U.S. Ready To Cut Missiles in Russia Deal

The United States is ready to cut the number of nuclear weapons delivery vehicles as part of an agreement with Russia to replace a Cold War arms treaty, Washington's chief negotiator was quoted as saying on Monday.

President Dmitry Medvedev and U.S. President Barack Obama agreed last month in London to pursue a new deal to replace the 1991 START I nuclear disarmament treaty that expires in December.

Russia has said any agreement must limit both warheads and all types of nuclear weapons delivery vehicles — the actual rockets and other means that deliver nuclear weapons — but Washington's position had been unclear.

Rose Gottemoeller, U.S. assistant secretary of state for verification and compliance, told Interfax that Washington was willing to cut both warheads and delivery vehicles.

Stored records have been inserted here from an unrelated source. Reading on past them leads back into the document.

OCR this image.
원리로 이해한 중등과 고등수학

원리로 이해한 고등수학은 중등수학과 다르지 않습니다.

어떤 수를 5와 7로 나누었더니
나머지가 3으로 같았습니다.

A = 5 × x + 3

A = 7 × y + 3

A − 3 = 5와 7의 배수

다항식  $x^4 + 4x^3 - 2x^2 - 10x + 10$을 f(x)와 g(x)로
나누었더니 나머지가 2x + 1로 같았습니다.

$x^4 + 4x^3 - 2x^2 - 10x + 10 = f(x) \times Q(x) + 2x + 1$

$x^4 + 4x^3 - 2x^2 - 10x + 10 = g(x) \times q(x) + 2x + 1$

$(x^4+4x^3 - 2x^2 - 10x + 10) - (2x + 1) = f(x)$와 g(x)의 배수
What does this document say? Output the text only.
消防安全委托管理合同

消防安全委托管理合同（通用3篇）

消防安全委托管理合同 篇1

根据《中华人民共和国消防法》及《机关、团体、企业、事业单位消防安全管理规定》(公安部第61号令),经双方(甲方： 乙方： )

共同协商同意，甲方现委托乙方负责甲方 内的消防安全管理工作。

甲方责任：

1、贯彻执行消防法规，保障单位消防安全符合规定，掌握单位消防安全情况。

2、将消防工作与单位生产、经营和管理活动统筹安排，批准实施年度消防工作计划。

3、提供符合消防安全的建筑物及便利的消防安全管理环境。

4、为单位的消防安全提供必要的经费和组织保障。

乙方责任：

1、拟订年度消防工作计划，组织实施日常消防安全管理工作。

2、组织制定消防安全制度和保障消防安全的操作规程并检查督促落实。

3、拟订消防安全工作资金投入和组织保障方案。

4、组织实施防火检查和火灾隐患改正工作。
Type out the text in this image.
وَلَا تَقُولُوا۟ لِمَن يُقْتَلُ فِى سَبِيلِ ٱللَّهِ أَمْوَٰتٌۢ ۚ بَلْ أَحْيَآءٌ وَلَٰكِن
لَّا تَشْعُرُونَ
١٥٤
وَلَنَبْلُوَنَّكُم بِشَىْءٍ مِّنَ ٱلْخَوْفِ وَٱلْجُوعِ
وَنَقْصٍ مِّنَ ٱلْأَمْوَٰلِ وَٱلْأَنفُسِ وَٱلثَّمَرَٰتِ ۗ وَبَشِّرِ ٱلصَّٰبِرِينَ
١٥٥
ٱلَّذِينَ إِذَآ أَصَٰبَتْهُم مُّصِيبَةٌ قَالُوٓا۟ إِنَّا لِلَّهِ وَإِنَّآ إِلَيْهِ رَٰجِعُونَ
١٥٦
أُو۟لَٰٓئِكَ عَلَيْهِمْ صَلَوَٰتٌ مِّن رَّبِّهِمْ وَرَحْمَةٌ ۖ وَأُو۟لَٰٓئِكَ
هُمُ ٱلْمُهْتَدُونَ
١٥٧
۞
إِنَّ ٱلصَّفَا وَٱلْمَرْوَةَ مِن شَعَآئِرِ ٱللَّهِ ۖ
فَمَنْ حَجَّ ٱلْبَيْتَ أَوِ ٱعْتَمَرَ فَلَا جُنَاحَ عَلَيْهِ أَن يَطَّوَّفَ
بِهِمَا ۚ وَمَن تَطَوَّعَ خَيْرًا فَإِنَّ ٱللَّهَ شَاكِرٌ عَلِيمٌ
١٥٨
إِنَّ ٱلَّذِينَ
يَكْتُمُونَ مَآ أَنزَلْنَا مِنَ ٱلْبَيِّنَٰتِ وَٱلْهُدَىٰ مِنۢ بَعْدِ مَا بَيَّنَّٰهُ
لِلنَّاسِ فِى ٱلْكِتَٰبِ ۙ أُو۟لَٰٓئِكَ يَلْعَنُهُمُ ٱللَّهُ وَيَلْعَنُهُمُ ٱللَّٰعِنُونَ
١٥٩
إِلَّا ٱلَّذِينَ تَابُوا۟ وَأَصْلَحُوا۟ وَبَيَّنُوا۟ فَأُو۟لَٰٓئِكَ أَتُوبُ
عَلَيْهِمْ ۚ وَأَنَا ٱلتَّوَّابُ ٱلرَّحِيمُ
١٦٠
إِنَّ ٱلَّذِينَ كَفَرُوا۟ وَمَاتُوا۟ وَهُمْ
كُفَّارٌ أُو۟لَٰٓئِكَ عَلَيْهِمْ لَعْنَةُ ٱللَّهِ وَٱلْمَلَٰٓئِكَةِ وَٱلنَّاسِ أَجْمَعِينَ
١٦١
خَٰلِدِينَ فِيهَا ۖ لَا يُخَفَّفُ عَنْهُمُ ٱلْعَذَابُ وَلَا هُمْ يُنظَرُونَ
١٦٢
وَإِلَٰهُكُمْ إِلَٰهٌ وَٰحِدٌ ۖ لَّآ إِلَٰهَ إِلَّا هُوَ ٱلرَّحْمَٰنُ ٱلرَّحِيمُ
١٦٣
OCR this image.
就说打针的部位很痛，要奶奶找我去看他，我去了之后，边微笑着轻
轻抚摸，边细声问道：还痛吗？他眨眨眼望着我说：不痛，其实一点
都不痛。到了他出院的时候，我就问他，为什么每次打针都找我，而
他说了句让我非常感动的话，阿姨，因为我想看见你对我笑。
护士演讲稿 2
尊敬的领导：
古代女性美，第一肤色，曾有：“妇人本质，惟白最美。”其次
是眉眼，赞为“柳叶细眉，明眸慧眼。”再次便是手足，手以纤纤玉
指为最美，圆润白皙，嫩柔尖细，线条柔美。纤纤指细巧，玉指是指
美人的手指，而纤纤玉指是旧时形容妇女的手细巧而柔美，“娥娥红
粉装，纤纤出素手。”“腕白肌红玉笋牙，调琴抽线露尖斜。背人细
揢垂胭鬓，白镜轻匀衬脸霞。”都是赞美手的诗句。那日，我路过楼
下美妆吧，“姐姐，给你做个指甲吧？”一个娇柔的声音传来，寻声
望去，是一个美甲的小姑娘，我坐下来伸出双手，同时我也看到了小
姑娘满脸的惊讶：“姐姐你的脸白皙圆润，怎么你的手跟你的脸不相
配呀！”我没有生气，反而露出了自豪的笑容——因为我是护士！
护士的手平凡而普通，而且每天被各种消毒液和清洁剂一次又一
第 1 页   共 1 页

"In the presidential instructions received after the meetings in London, there is a clear order that negotiations should be focused on strategic offensive weapons, and this covers delivery vehicles and warheads," Gottemoeller said.

Interfax also quoted Gottemoeller as saying the United States was not ready to cut the warheads that have been dismounted from rockets and that are stored in U.S. arsenals.

Russia has insisted on counting all warheads as part of a new deal, but the United States believes that only those deployed on existing missiles should be counted.

Some analysts say the issue of how to count numbers of nuclear warheads could complicate negotiations.

Finding a replacement to the Strategic Arms Reduction Treaty, the largest such treaty in history, is seen by both Moscow and Washington as an opportunity to improve ties that have been badly strained in recent years.